Our Tanach is a great tapestry laced with song. There are nine of them throughout our canon: the song of the Israelites in Egypt from Isaiah, The song at the red sea in Exodus, the song at the well in Numbers, Moses’ song at the end of his life. Joshua, Deborah, Hannah and David each sing songs. The Song of Solomon, Shir Hashirim, is an allegorical love song, and the Psalms continuously mention singing out joyously and using our voice to cry out to God. Music, or at least melody, is our primary mechanism for the interpretation of Torah, and the two cannot be separated.

As Jews, we develop intense emotional relationships to melodies, and they define us. Different moods, melodies, and modal scales encapsulate where we are in our day, our week, or our Jewish year. The tunes we hear at Rosh Hashanah are not the same ones we sing for Hanukkah; the melody we chant on Purim is not the one we hear on Passover.

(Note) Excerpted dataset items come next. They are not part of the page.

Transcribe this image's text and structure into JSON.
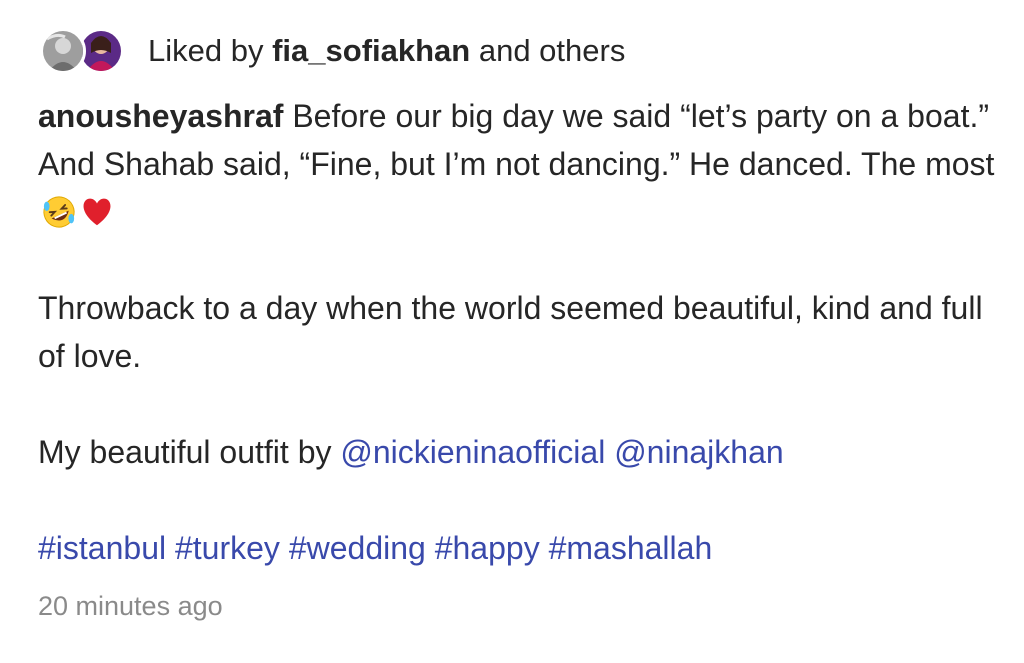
{
  "likes": {
    "prefix": "Liked by",
    "user": "fia_sofiakhan",
    "suffix": "and others"
  },
  "caption": {
    "username": "anousheyashraf",
    "line1": "Before our big day we said “let’s party on a boat.” And Shahab said, “Fine, but I’m not dancing.” He danced. The most",
    "emojis": [
      "rolling-on-floor-laughing-emoji",
      "red-heart-emoji"
    ],
    "paragraph2": "Throwback to a day when the world seemed beautiful, kind and full of love.",
    "outfit_prefix": "My beautiful outfit by",
    "mentions": [
      "@nickieninaofficial",
      "@ninajkhan"
    ],
    "hashtags": [
      "#istanbul",
      "#turkey",
      "#wedding",
      "#happy",
      "#mashallah"
    ]
  },
  "timestamp": "20 minutes ago",
  "colors": {
    "link": "#3949ab",
    "text": "#262626",
    "muted": "#8a8a8a"
  }
}
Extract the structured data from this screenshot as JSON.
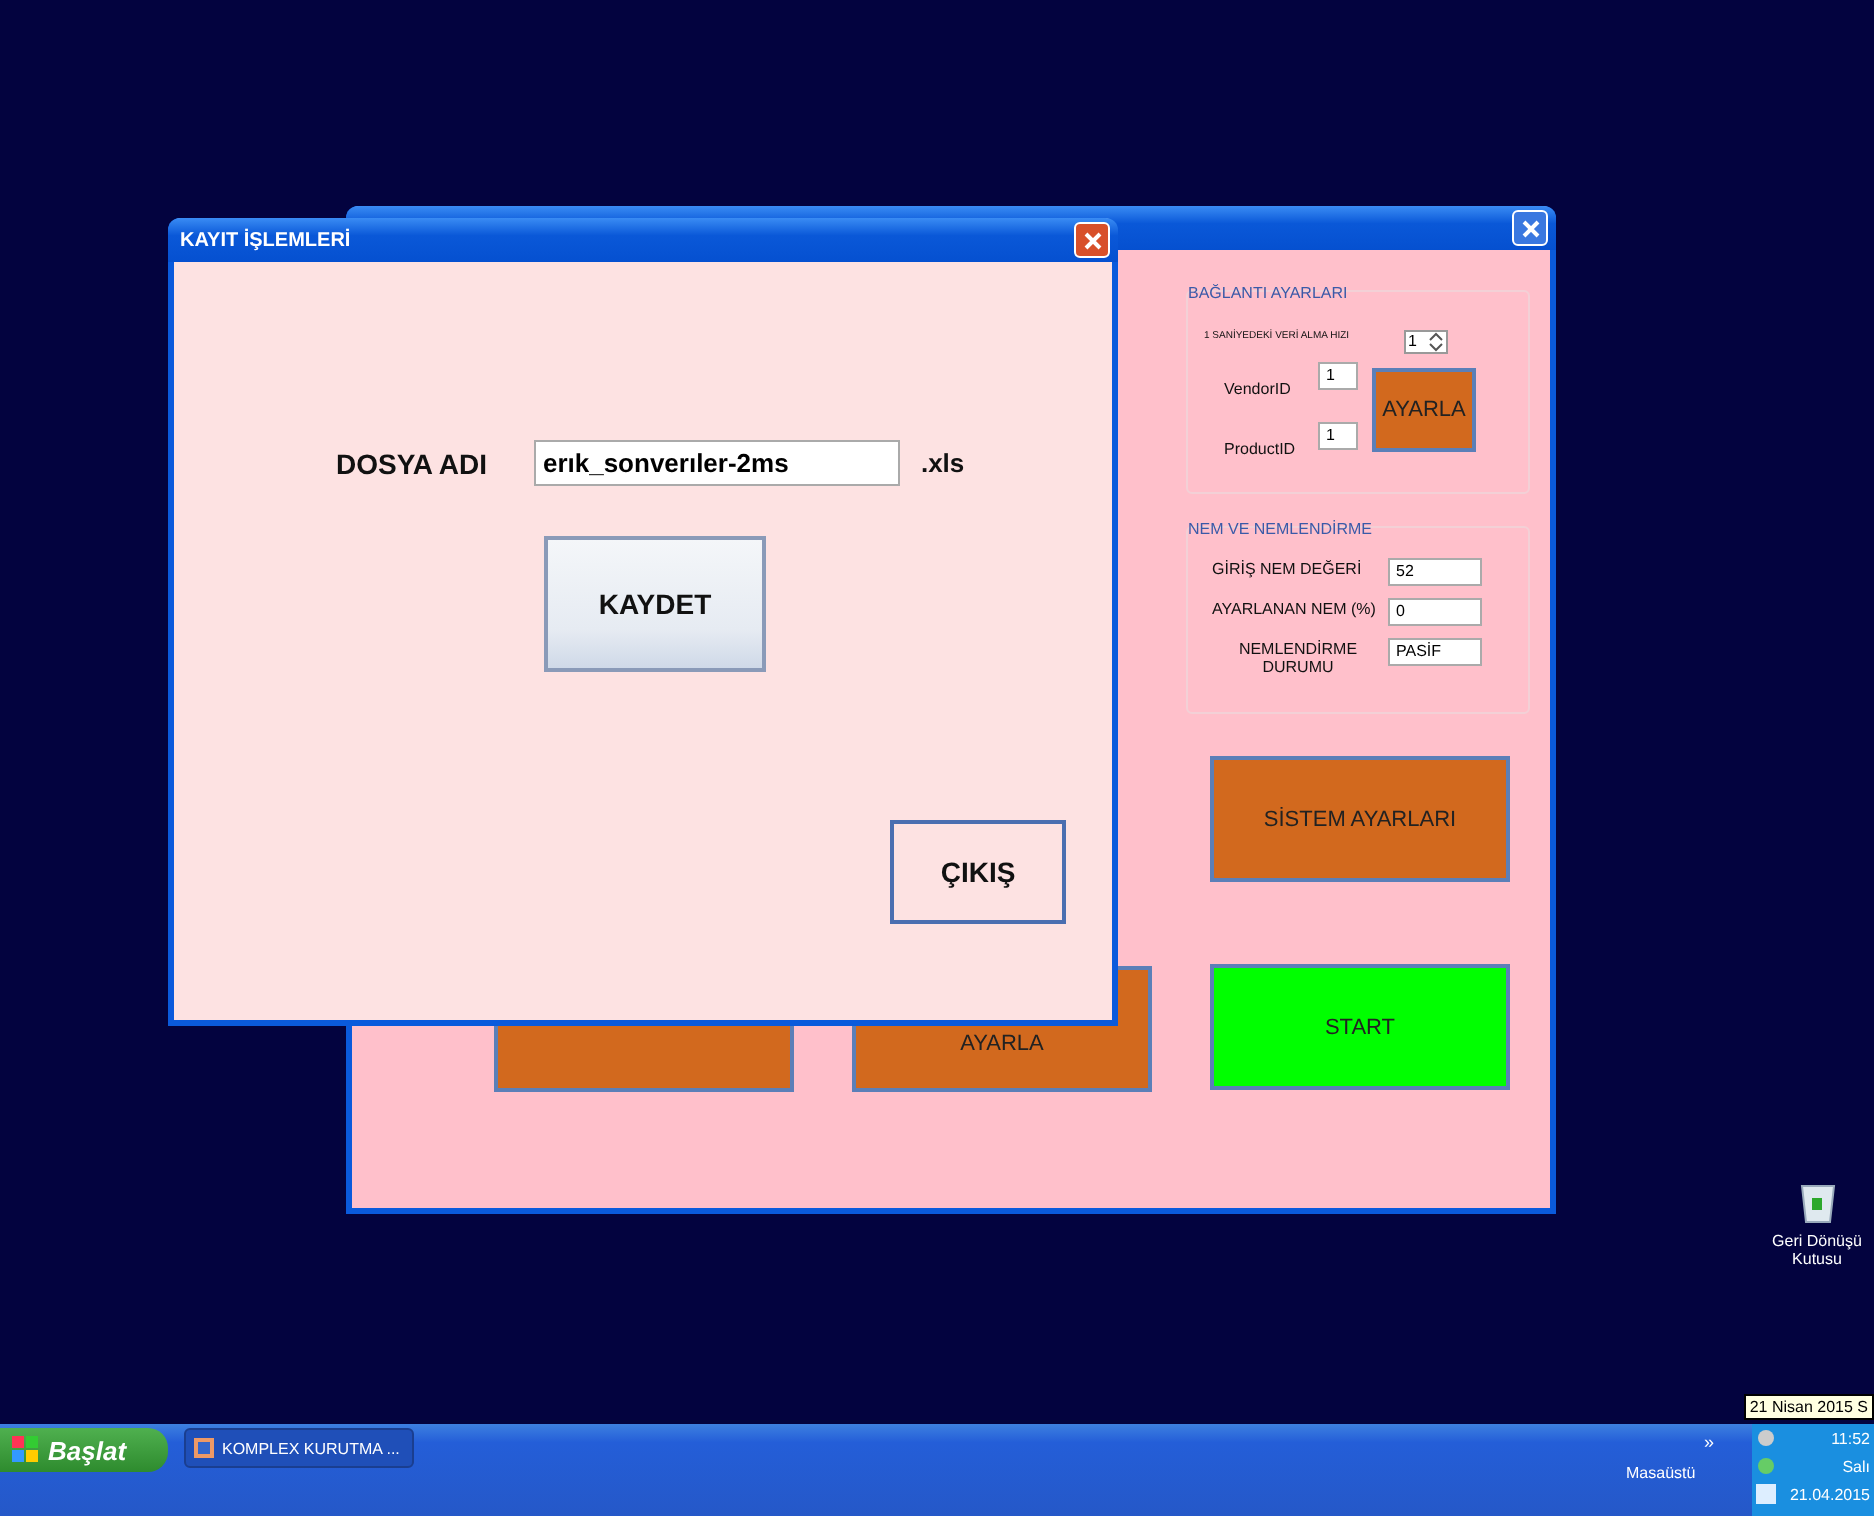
{
  "main_window": {
    "connection": {
      "title": "BAĞLANTI AYARLARI",
      "rate_label": "1 SANİYEDEKİ VERİ ALMA HIZI",
      "rate_value": "1",
      "vendor_label": "VendorID",
      "vendor_value": "1",
      "product_label": "ProductID",
      "product_value": "1",
      "apply_button": "AYARLA"
    },
    "humidity": {
      "title": "NEM VE NEMLENDİRME",
      "rows": [
        {
          "label": "GİRİŞ NEM DEĞERİ",
          "value": "52"
        },
        {
          "label": "AYARLANAN NEM (%)",
          "value": "0"
        },
        {
          "label": "NEMLENDİRME DURUMU",
          "value": "PASİF"
        }
      ]
    },
    "buttons": [
      {
        "label": "SİSTEM AYARLARI",
        "color": "#d2691e"
      },
      {
        "color": "#d2691e"
      },
      {
        "label": "AYARLA",
        "color": "#d2691e"
      },
      {
        "label": "START",
        "color": "#00ff00"
      }
    ]
  },
  "dialog": {
    "title": "KAYIT İŞLEMLERİ",
    "file_label": "DOSYA ADI",
    "file_value": "erık_sonverıler-2ms",
    "extension": ".xls",
    "save_button": "KAYDET",
    "exit_button": "ÇIKIŞ"
  },
  "desktop_icon": {
    "label": "Geri Dönüşü Kutusu"
  },
  "taskbar": {
    "start": "Başlat",
    "task": "KOMPLEX KURUTMA ...",
    "desktop_label": "Masaüstü",
    "chevron": "»",
    "time": "11:52",
    "day": "Salı",
    "date": "21.04.2015",
    "tooltip": "21 Nisan 2015 S"
  }
}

God’s final request to Moses is to teach the Israelites a song: the Torah. God and Moses knew that for Torah to be renewed in every generation, it must affect the emotions of the Jewish People. Music can access the deepest parts of us, the heart and soul that we chant about in the V’ahavta. Melody preserves our history and constantly reharmonizes our tradition. Our ancestors sang, and we sing, too. The notation of our song is ever-changing, continuing the story of our people.

On the third movement manuscript of his A minor string quartet, Beethoven wrote the words “Neue Kraft fühlend,” “feeling new strength”. As we continue to write our own Torah, sing the songs we were taught, and sing melodies of our own, may we do so with new strength.